Driving Blind: Long Lost Books and University Crooks
A segment at NPR outlines the fight in Texas to transform the state university system. Governor Perry and private sector elites want to make higher education in the state more affordable and efficient, while a coalition of alumni associations, state legislators, and faculty resist.
It might be dead in the Senate, but I find the legislation to amend the Fair Labor Standards Act of 1938 and allow workers to swap overtime pay for up to four weeks of paid time off per year particularly pernicious. Republicans argue that the bill provides worker flexibility, and that it forbids employer coercion—but I’m still unconvinced that if these changes were to take place workers would have MORE power rather than less.
Ryan Grim reports on how university endowments benefit from investments in Sallie Mae. Why don’t universities just cut out the middleman and start offering their own financing options (rhetorical question: I know a handful of reasons why not).
The Oxford English Dictionary wants help because, well, Alison Flood explains,
“Meanderings of Memory, by one “Nightlark”, is dated to 1852 by the OED, and appears in 51 entries for the dictionary, including “couchward”, “extemporize” and “fringy”. Veronica Hurst, the OED’s principal bibliographer, said its shadowy existence was discovered when a member of staff was working on the entry for “revirginize”, for which Meanderings of Memory is the earliest citation. The quotation taken from the book for the OED is: “Where that cosmetic … Shall e’er revirginize that brow’s abuse.” But Meanderings of Memory could not be traced in any library catalogue or database, so Hurst was contacted; she expected to track the book down within 10 minutes.”

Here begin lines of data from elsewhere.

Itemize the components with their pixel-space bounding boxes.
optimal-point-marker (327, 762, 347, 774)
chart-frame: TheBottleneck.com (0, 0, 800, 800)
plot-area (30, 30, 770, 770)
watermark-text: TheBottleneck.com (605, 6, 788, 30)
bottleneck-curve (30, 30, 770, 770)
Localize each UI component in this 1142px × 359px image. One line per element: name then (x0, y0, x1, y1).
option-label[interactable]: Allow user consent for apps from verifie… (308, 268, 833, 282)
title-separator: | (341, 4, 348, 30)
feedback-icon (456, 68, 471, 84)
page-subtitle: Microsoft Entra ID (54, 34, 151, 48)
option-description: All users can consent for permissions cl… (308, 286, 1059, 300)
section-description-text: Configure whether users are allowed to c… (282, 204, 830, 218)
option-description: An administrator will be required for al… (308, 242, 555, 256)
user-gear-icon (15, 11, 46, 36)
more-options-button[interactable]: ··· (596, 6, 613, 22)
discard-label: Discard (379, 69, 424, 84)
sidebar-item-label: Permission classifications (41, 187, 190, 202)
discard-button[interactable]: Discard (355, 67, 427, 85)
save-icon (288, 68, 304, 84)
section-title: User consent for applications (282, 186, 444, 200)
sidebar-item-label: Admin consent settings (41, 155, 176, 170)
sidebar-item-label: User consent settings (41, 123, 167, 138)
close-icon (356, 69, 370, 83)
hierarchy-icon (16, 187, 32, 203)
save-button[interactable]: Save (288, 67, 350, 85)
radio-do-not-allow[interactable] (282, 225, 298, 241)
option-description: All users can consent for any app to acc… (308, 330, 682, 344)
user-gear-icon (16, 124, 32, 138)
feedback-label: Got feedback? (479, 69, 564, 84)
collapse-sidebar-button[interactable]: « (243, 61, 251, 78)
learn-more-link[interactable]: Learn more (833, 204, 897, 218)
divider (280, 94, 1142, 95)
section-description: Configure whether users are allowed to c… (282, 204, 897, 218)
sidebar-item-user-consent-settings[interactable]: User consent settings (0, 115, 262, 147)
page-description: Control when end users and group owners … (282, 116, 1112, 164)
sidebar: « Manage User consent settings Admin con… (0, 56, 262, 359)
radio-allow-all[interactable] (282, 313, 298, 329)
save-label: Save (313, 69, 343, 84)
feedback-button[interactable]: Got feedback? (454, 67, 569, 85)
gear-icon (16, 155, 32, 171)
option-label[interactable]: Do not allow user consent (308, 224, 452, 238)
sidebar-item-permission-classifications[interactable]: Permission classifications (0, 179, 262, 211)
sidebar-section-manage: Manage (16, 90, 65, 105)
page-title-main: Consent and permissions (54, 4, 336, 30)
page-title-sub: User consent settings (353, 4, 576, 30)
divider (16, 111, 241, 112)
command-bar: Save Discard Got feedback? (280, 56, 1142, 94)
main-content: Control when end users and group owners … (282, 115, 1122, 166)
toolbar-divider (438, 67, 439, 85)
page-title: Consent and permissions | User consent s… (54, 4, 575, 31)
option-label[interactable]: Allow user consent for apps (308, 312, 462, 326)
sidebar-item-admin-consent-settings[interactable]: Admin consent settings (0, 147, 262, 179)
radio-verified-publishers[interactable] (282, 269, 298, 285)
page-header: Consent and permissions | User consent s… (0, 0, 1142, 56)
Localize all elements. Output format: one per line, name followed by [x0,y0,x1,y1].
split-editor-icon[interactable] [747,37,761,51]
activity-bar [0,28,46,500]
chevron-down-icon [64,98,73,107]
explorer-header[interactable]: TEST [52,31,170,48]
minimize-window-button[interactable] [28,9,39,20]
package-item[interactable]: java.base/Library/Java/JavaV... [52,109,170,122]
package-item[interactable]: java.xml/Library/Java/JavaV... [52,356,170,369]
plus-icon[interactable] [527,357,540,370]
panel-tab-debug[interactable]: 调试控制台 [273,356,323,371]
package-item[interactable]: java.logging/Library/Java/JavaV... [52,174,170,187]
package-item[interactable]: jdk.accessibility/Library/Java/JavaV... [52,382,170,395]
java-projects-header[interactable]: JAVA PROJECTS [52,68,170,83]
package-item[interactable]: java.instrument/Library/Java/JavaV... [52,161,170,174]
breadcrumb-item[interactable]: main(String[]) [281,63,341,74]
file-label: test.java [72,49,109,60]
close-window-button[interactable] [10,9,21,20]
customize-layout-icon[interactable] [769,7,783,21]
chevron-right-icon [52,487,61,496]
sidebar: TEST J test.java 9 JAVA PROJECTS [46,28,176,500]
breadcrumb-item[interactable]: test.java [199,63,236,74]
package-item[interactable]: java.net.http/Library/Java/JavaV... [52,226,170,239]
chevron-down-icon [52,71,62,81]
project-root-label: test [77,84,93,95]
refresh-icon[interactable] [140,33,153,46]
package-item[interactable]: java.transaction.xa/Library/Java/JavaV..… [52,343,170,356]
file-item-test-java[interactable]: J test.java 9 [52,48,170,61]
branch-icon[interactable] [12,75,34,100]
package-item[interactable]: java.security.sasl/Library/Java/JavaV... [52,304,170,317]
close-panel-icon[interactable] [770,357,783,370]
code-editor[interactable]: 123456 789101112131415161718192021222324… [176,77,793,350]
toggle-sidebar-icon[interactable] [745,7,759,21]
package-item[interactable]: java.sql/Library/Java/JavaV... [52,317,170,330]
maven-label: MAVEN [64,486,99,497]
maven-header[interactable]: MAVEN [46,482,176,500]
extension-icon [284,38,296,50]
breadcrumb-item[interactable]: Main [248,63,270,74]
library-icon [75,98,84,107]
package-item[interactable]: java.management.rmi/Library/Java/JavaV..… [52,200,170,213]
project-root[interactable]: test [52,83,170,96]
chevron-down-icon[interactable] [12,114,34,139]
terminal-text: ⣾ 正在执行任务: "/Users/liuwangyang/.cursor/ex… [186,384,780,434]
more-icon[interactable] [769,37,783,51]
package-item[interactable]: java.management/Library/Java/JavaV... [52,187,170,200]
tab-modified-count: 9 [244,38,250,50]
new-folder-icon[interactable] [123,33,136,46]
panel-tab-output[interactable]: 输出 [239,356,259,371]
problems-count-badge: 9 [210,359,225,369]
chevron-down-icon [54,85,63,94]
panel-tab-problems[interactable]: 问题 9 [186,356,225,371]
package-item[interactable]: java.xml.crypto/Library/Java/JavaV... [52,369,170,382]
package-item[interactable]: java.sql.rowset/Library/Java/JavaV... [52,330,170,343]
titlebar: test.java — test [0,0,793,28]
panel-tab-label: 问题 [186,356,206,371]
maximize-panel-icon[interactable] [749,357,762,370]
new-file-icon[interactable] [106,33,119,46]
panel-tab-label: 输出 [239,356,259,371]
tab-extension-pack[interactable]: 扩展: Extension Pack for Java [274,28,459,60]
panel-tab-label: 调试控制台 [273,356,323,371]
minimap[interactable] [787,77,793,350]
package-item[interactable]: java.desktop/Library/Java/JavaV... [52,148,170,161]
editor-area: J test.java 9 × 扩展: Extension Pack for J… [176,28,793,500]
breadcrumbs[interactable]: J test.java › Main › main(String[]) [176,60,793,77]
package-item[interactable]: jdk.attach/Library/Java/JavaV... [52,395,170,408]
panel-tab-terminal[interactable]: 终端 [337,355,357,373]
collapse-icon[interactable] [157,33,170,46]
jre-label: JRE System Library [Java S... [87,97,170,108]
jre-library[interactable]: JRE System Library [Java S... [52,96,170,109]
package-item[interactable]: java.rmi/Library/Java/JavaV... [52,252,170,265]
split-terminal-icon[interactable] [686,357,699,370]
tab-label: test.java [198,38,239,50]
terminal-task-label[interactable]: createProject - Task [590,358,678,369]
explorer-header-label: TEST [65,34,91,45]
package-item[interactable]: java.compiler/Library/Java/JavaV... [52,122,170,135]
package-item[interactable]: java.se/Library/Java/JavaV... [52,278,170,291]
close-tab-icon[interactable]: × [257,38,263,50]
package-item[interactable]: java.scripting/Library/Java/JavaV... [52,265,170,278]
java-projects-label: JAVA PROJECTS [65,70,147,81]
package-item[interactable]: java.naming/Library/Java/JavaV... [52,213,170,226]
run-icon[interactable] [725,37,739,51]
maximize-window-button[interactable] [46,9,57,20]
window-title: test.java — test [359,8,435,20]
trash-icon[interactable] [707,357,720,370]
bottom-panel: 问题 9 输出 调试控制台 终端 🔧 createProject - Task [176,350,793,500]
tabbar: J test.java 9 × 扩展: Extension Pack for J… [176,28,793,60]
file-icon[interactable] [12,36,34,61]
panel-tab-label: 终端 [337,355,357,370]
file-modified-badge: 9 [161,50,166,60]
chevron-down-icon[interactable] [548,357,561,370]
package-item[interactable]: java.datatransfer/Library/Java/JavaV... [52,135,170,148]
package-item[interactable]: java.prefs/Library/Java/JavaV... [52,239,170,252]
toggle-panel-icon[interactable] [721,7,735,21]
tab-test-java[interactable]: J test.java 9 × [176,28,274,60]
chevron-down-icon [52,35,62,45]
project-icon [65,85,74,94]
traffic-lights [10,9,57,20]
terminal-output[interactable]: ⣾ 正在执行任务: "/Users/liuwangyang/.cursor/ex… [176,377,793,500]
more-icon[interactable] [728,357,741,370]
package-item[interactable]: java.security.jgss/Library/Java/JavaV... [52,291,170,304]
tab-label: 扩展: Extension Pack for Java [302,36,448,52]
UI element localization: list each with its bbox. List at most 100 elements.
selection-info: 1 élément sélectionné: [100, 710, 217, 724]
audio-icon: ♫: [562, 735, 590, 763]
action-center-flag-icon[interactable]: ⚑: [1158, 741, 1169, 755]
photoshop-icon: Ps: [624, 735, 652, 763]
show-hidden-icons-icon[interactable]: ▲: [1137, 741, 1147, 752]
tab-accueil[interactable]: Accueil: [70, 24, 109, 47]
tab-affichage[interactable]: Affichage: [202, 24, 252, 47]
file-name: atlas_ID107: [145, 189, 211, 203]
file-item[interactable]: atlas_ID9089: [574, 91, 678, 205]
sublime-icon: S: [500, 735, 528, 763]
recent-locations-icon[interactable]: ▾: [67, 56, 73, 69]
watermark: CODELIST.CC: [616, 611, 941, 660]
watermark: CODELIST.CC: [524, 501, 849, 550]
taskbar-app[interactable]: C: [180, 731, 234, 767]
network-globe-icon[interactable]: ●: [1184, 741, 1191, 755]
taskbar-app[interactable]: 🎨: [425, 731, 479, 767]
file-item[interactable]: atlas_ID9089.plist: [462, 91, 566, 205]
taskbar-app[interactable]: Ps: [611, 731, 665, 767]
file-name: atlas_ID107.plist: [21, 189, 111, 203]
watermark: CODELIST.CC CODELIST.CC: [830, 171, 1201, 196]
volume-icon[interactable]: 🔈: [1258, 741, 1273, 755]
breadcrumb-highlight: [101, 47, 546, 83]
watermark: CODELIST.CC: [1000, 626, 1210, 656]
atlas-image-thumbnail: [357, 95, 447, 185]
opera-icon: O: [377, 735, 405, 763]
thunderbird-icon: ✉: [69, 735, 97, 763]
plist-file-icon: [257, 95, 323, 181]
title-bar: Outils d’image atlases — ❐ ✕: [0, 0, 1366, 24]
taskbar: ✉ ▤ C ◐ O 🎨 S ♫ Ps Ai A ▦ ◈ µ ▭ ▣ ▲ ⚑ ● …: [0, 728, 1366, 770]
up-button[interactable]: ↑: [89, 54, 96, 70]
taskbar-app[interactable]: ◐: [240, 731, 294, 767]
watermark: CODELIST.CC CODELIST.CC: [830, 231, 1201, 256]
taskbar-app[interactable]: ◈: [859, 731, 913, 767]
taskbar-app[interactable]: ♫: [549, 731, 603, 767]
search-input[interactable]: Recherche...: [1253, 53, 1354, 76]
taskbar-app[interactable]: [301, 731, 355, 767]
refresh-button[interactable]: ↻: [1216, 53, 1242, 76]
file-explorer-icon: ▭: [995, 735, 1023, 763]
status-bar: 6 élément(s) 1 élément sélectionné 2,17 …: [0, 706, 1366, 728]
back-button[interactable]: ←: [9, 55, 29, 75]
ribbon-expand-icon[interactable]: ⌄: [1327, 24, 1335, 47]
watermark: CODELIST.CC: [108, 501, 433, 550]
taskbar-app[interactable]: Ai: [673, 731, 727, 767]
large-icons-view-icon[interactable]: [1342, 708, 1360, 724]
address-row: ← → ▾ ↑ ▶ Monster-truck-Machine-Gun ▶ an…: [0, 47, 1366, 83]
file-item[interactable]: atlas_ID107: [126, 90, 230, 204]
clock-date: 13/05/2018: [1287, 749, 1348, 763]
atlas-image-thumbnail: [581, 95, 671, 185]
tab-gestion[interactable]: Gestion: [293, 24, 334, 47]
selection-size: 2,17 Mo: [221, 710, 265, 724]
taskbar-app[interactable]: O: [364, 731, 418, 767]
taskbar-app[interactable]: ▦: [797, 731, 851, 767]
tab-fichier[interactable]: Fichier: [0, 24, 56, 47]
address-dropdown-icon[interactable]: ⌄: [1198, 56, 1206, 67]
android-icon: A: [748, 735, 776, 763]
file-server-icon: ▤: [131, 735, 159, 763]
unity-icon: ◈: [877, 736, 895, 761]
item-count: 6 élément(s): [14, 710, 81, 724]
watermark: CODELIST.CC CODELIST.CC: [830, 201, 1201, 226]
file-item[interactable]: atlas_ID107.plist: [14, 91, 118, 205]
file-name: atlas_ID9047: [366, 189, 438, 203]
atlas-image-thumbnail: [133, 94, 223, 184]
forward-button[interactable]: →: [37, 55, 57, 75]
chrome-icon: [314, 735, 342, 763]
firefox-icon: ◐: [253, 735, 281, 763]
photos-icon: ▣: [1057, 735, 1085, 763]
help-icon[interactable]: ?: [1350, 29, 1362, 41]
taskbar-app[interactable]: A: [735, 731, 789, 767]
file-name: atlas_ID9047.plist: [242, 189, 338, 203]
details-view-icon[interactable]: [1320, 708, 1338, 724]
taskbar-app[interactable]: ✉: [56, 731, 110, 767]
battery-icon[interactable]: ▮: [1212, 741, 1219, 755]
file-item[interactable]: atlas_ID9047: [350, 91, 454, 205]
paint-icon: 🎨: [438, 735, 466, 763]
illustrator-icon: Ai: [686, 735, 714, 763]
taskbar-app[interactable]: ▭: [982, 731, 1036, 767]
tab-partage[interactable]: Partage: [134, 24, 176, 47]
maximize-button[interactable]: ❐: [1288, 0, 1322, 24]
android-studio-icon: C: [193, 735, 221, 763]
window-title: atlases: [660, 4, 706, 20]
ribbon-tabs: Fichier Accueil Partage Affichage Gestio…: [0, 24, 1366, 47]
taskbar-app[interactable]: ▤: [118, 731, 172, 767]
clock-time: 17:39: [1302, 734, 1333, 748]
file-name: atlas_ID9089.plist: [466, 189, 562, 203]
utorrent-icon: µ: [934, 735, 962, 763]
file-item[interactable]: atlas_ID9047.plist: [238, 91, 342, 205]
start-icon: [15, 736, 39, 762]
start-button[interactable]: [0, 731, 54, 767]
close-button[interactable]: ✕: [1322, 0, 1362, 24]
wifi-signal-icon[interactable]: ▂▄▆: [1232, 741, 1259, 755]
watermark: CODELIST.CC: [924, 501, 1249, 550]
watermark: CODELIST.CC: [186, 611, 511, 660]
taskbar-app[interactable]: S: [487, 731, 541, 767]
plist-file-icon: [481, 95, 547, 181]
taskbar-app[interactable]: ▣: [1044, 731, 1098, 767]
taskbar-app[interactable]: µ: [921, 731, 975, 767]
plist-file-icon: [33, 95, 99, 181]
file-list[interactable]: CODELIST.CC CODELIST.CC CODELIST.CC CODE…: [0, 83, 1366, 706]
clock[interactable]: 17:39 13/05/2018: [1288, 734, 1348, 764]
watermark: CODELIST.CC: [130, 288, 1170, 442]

Lawrence Rosen reviews On the Muslim Question by Ann Norton. The verdict? Norton criticizes the clash of civilizations thesis but offers no alternative, “we may avoid the “clash”, but it may come at the cost of an arrangement neither community should be eager to call “civilisation.”
Tim Cushing notes the chilling of relations between EA, one of the largest video game publishers, and gun manufacturers. EA, a company with several military shooter franchises, still plans on using famous guns in its games, but will not longer pay licensing fees.
And finally, Baz Luhrmann’s adaptation of The Great Gatsby opens this weekend. Delayed for a year, and now critically and popularly panned, I’m curious to see just what has everyone so jaded. Perhaps it takes the refined sense of irresponsible indulgence only us millennial can muster to truly appreciate Luhrmann’s anachronistic spectacle. Jesse Fox at Vulture has a great rundown of everything everybody’s saying. My favorite,
“Luhrmann doesn’t just gild the lily, he spray-paints it with glow-in-the-dark sparkles.”